Kurz nach dem Tage Thompson am 25. Mai in Stockholm in der Verlängerung mitten ins Schweizer Eishockeyherz traf, herrschte im Lager des Finalverlierers tiefe Leere.
Leonardo Genoni, der nach seinen heroischen Darbietungen als WM-MVP ausgezeichnete Torhüter, sagte, er würde all seine Meriten gegen diese eine Medaille eintauschen, die ihm noch fehlt: Gold.
Für Genoni, 37, war es das vierte WM-Silber seit 2013. Schon nach der dritten Silbermedaille von 2024 hatte er gesagt: «Die Medaille hat die falsche Farbe». Jetzt war die Enttäuschung noch grösser – er hatte in 180 Minuten regulärer Spielzeit in der K.o.-Phase keinen einzigen Gegentreffer erhalten. Und doch reichte es nicht zum ganz grossen Wurf.

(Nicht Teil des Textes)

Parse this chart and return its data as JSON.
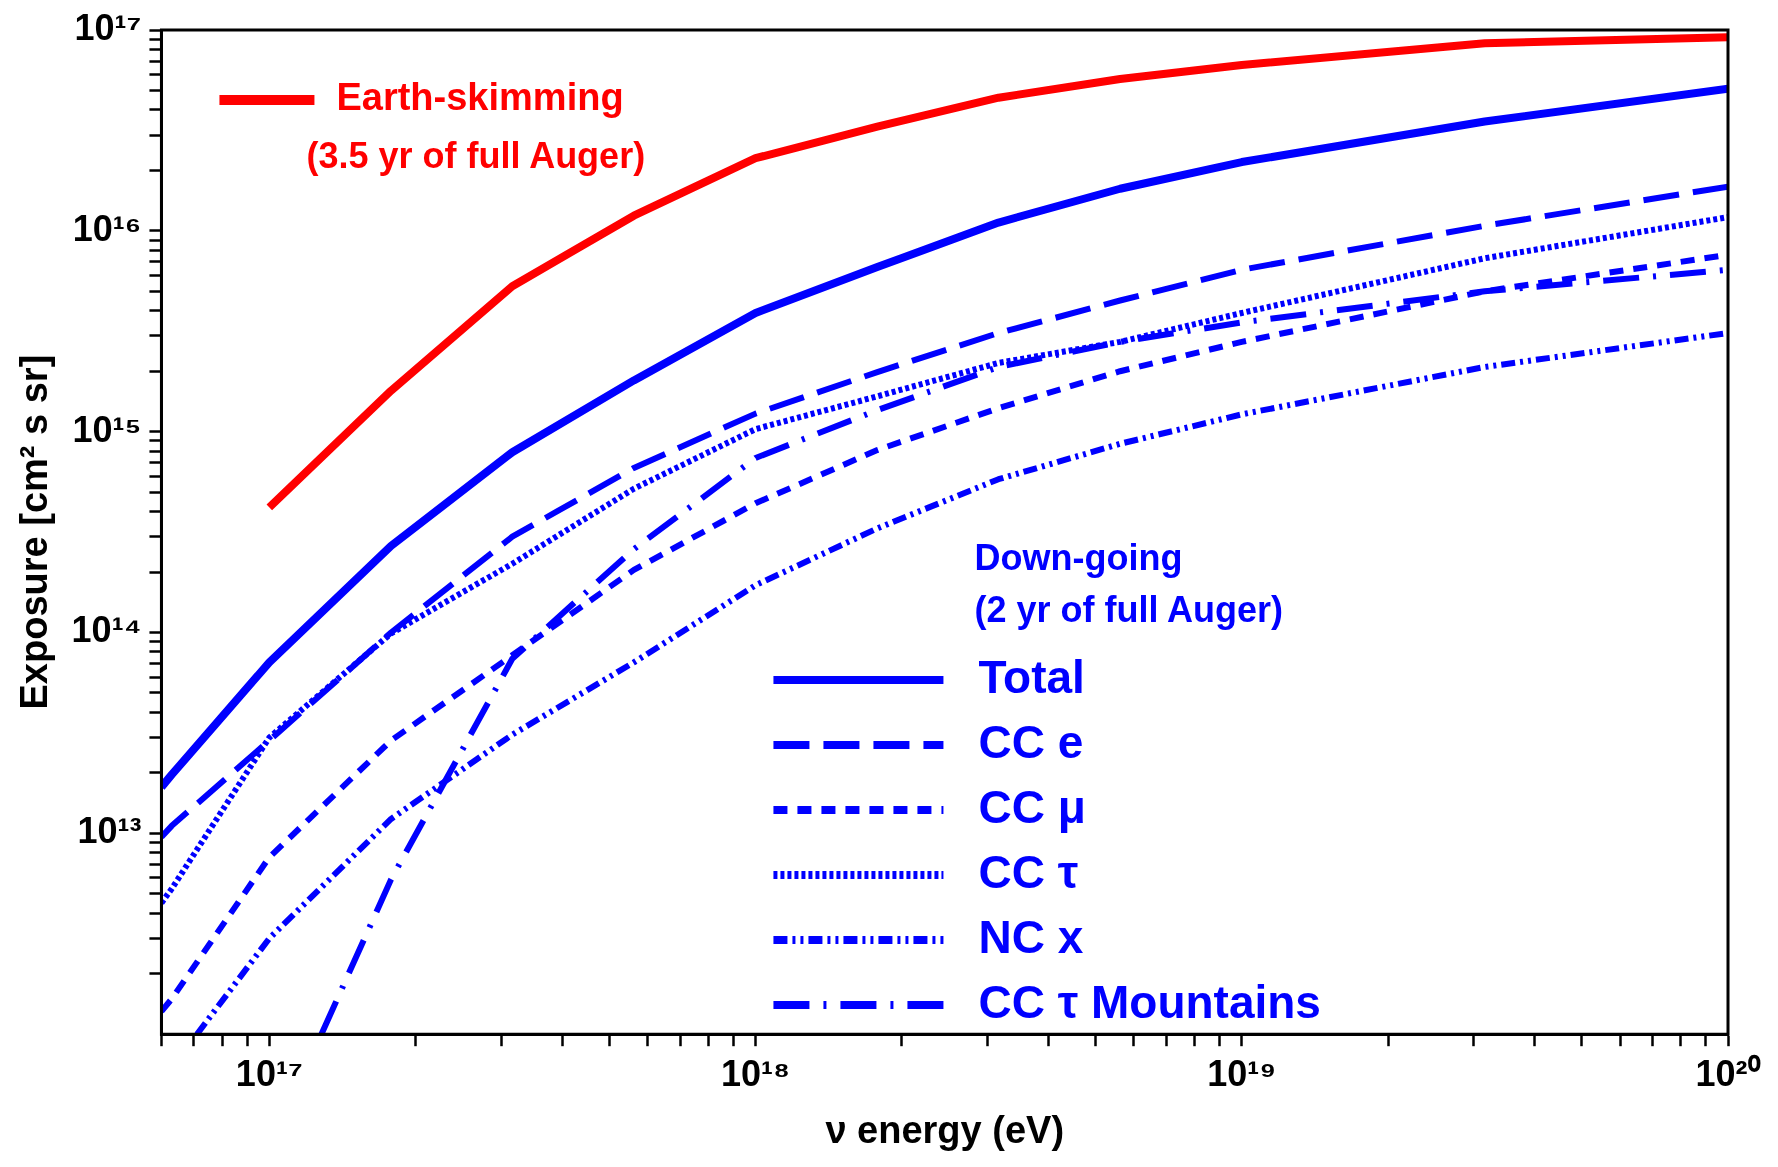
{
  "chart_data": {
    "type": "line",
    "xlabel": "ν energy (eV)",
    "ylabel": "Exposure [cm² s sr]",
    "log": "xy",
    "grid": false,
    "legend": "bottom",
    "marker": "none",
    "xlim": [
      6e+16,
      1e+20
    ],
    "ylim": [
      1000000000000.0,
      1e+17
    ],
    "xticks": [
      {
        "value": 6e+16,
        "label": null
      },
      {
        "value": 7e+16,
        "label": null
      },
      {
        "value": 8e+16,
        "label": null
      },
      {
        "value": 9e+16,
        "label": null
      },
      {
        "value": 1e+17,
        "label": "10¹⁷"
      },
      {
        "value": 2e+17,
        "label": null
      },
      {
        "value": 3e+17,
        "label": null
      },
      {
        "value": 4e+17,
        "label": null
      },
      {
        "value": 5e+17,
        "label": null
      },
      {
        "value": 6e+17,
        "label": null
      },
      {
        "value": 7e+17,
        "label": null
      },
      {
        "value": 8e+17,
        "label": null
      },
      {
        "value": 9e+17,
        "label": null
      },
      {
        "value": 1e+18,
        "label": "10¹⁸"
      },
      {
        "value": 2e+18,
        "label": null
      },
      {
        "value": 3e+18,
        "label": null
      },
      {
        "value": 4e+18,
        "label": null
      },
      {
        "value": 5e+18,
        "label": null
      },
      {
        "value": 6e+18,
        "label": null
      },
      {
        "value": 7e+18,
        "label": null
      },
      {
        "value": 8e+18,
        "label": null
      },
      {
        "value": 9e+18,
        "label": null
      },
      {
        "value": 1e+19,
        "label": "10¹⁹"
      },
      {
        "value": 2e+19,
        "label": null
      },
      {
        "value": 3e+19,
        "label": null
      },
      {
        "value": 4e+19,
        "label": null
      },
      {
        "value": 5e+19,
        "label": null
      },
      {
        "value": 6e+19,
        "label": null
      },
      {
        "value": 7e+19,
        "label": null
      },
      {
        "value": 8e+19,
        "label": null
      },
      {
        "value": 9e+19,
        "label": null
      },
      {
        "value": 1e+20,
        "label": "10²⁰"
      }
    ],
    "yticks": [
      {
        "value": 2000000000000.0,
        "label": null
      },
      {
        "value": 3000000000000.0,
        "label": null
      },
      {
        "value": 4000000000000.0,
        "label": null
      },
      {
        "value": 5000000000000.0,
        "label": null
      },
      {
        "value": 6000000000000.0,
        "label": null
      },
      {
        "value": 7000000000000.0,
        "label": null
      },
      {
        "value": 8000000000000.0,
        "label": null
      },
      {
        "value": 9000000000000.0,
        "label": null
      },
      {
        "value": 10000000000000.0,
        "label": "10¹³"
      },
      {
        "value": 20000000000000.0,
        "label": null
      },
      {
        "value": 30000000000000.0,
        "label": null
      },
      {
        "value": 40000000000000.0,
        "label": null
      },
      {
        "value": 50000000000000.0,
        "label": null
      },
      {
        "value": 60000000000000.0,
        "label": null
      },
      {
        "value": 70000000000000.0,
        "label": null
      },
      {
        "value": 80000000000000.0,
        "label": null
      },
      {
        "value": 90000000000000.0,
        "label": null
      },
      {
        "value": 100000000000000.0,
        "label": "10¹⁴"
      },
      {
        "value": 200000000000000.0,
        "label": null
      },
      {
        "value": 300000000000000.0,
        "label": null
      },
      {
        "value": 400000000000000.0,
        "label": null
      },
      {
        "value": 500000000000000.0,
        "label": null
      },
      {
        "value": 600000000000000.0,
        "label": null
      },
      {
        "value": 700000000000000.0,
        "label": null
      },
      {
        "value": 800000000000000.0,
        "label": null
      },
      {
        "value": 900000000000000.0,
        "label": null
      },
      {
        "value": 1000000000000000.0,
        "label": "10¹⁵"
      },
      {
        "value": 2000000000000000.0,
        "label": null
      },
      {
        "value": 3000000000000000.0,
        "label": null
      },
      {
        "value": 4000000000000000.0,
        "label": null
      },
      {
        "value": 5000000000000000.0,
        "label": null
      },
      {
        "value": 6000000000000000.0,
        "label": null
      },
      {
        "value": 7000000000000000.0,
        "label": null
      },
      {
        "value": 8000000000000000.0,
        "label": null
      },
      {
        "value": 9000000000000000.0,
        "label": null
      },
      {
        "value": 1e+16,
        "label": "10¹⁶"
      },
      {
        "value": 2e+16,
        "label": null
      },
      {
        "value": 3e+16,
        "label": null
      },
      {
        "value": 4e+16,
        "label": null
      },
      {
        "value": 5e+16,
        "label": null
      },
      {
        "value": 6e+16,
        "label": null
      },
      {
        "value": 7e+16,
        "label": null
      },
      {
        "value": 8e+16,
        "label": null
      },
      {
        "value": 9e+16,
        "label": null
      },
      {
        "value": 1e+17,
        "label": "10¹⁷"
      }
    ],
    "annotations": [
      "(3.5 yr of full Auger)",
      "Down-going",
      "(2 yr of full Auger)"
    ],
    "series": [
      {
        "name": "Earth-skimming",
        "color": "#ff0000",
        "line_style": "solid",
        "x": [
          1e+17,
          1.78e+17,
          3.16e+17,
          5.62e+17,
          1e+18,
          1.78e+18,
          3.16e+18,
          5.62e+18,
          1e+19,
          3.16e+19,
          1e+20
        ],
        "values": [
          420000000000000.0,
          1600000000000000.0,
          5300000000000000.0,
          1.19e+16,
          2.3e+16,
          3.3e+16,
          4.6e+16,
          5.7e+16,
          6.7e+16,
          8.6e+16,
          9.2e+16
        ]
      },
      {
        "name": "Total",
        "color": "#0000ff",
        "line_style": "solid",
        "x": [
          6e+16,
          6.3e+16,
          1e+17,
          1.78e+17,
          3.16e+17,
          5.62e+17,
          1e+18,
          1.78e+18,
          3.16e+18,
          5.62e+18,
          1e+19,
          3.16e+19,
          1e+20
        ],
        "values": [
          17000000000000.0,
          19600000000000.0,
          71000000000000.0,
          270000000000000.0,
          790000000000000.0,
          1800000000000000.0,
          3900000000000000.0,
          6600000000000000.0,
          1.1e+16,
          1.62e+16,
          2.2e+16,
          3.5e+16,
          5.1e+16
        ]
      },
      {
        "name": "CC e",
        "color": "#0000ff",
        "line_style": "longdash",
        "x": [
          6e+16,
          6.3e+16,
          1e+17,
          1.78e+17,
          3.16e+17,
          5.62e+17,
          1e+18,
          1.78e+18,
          3.16e+18,
          5.62e+18,
          1e+19,
          3.16e+19,
          1e+20
        ],
        "values": [
          9600000000000.0,
          10900000000000.0,
          29000000000000.0,
          100000000000000.0,
          300000000000000.0,
          660000000000000.0,
          1230000000000000.0,
          1980000000000000.0,
          3100000000000000.0,
          4500000000000000.0,
          6400000000000000.0,
          1.06e+16,
          1.66e+16
        ]
      },
      {
        "name": "CC μ",
        "color": "#0000ff",
        "line_style": "dashed",
        "x": [
          6e+16,
          6.3e+16,
          1e+17,
          1.78e+17,
          3.16e+17,
          5.62e+17,
          1e+18,
          1.78e+18,
          3.16e+18,
          5.62e+18,
          1e+19,
          3.16e+19,
          1e+20
        ],
        "values": [
          1300000000000.0,
          1500000000000.0,
          7600000000000.0,
          29000000000000.0,
          77000000000000.0,
          205000000000000.0,
          440000000000000.0,
          810000000000000.0,
          1310000000000000.0,
          2000000000000000.0,
          2800000000000000.0,
          5000000000000000.0,
          7600000000000000.0
        ]
      },
      {
        "name": "CC τ",
        "color": "#0000ff",
        "line_style": "dotted",
        "x": [
          6e+16,
          6.3e+16,
          1e+17,
          1.78e+17,
          3.16e+17,
          5.62e+17,
          1e+18,
          1.78e+18,
          3.16e+18,
          5.62e+18,
          1e+19,
          3.16e+19,
          1e+20
        ],
        "values": [
          4500000000000.0,
          5300000000000.0,
          30000000000000.0,
          99000000000000.0,
          220000000000000.0,
          520000000000000.0,
          1030000000000000.0,
          1500000000000000.0,
          2200000000000000.0,
          2800000000000000.0,
          3900000000000000.0,
          7300000000000000.0,
          1.17e+16
        ]
      },
      {
        "name": "NC x",
        "color": "#0000ff",
        "line_style": "dashdotdot",
        "x": [
          7.1e+16,
          1e+17,
          1.78e+17,
          3.16e+17,
          5.62e+17,
          1e+18,
          1.78e+18,
          3.16e+18,
          5.62e+18,
          1e+19,
          3.16e+19,
          1e+20
        ],
        "values": [
          1000000000000.0,
          3000000000000.0,
          11800000000000.0,
          31000000000000.0,
          71000000000000.0,
          172000000000000.0,
          330000000000000.0,
          580000000000000.0,
          870000000000000.0,
          1220000000000000.0,
          2100000000000000.0,
          3100000000000000.0
        ]
      },
      {
        "name": "CC τ Mountains",
        "color": "#0000ff",
        "line_style": "dashdot",
        "x": [
          1.28e+17,
          1.78e+17,
          3.16e+17,
          5.62e+17,
          1e+18,
          1.78e+18,
          3.16e+18,
          5.62e+18,
          1e+19,
          3.16e+19,
          1e+20
        ],
        "values": [
          1000000000000.0,
          5900000000000.0,
          74000000000000.0,
          260000000000000.0,
          740000000000000.0,
          1280000000000000.0,
          2100000000000000.0,
          2800000000000000.0,
          3500000000000000.0,
          5000000000000000.0,
          6400000000000000.0
        ]
      }
    ]
  }
}
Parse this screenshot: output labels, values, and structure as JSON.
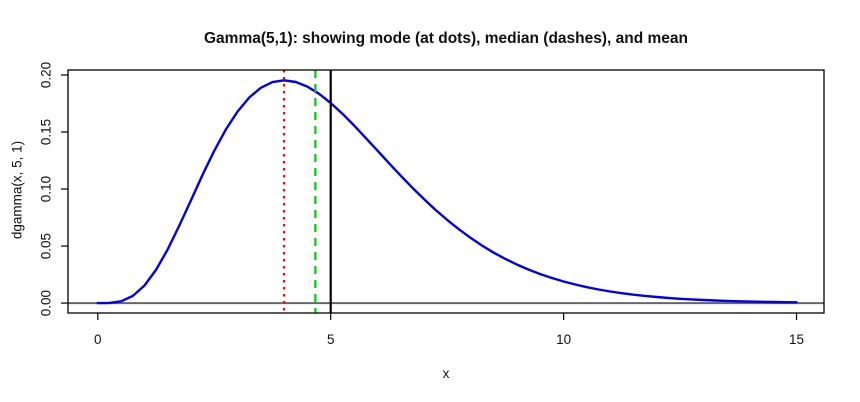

Denn wie schon im Vorjahr in Prag blieb die Nati im Final gegen einen sehr starken Gegner torlos. Die verletzungsbedingte Absenz des Captains und Erstliniencenters Nico Hischier schwächte sie merklich.

Man kann lange darüber diskutieren, wie fair und richtig es ist, dass die Verlängerung eines WM-Finals aktuell mit Drei-gegen-Drei Feldspieler ausgetragen wird. Aber aus der Position des Verlierers wirkt die Debatte weinerlich.
Das Thema würde nicht einmal angeschnitten werden, hätte Kevin Fiala statt Tage Thompson getroffen.
Und sowieso: Die Schweiz ist gut beraten, ihren Blick nach vorne zu richten. Auf die Olympischen Spiele 2026 in Italien. Auf die Heim-WM, für welche sie «CH Media» eilig zum Favoriten ausrief.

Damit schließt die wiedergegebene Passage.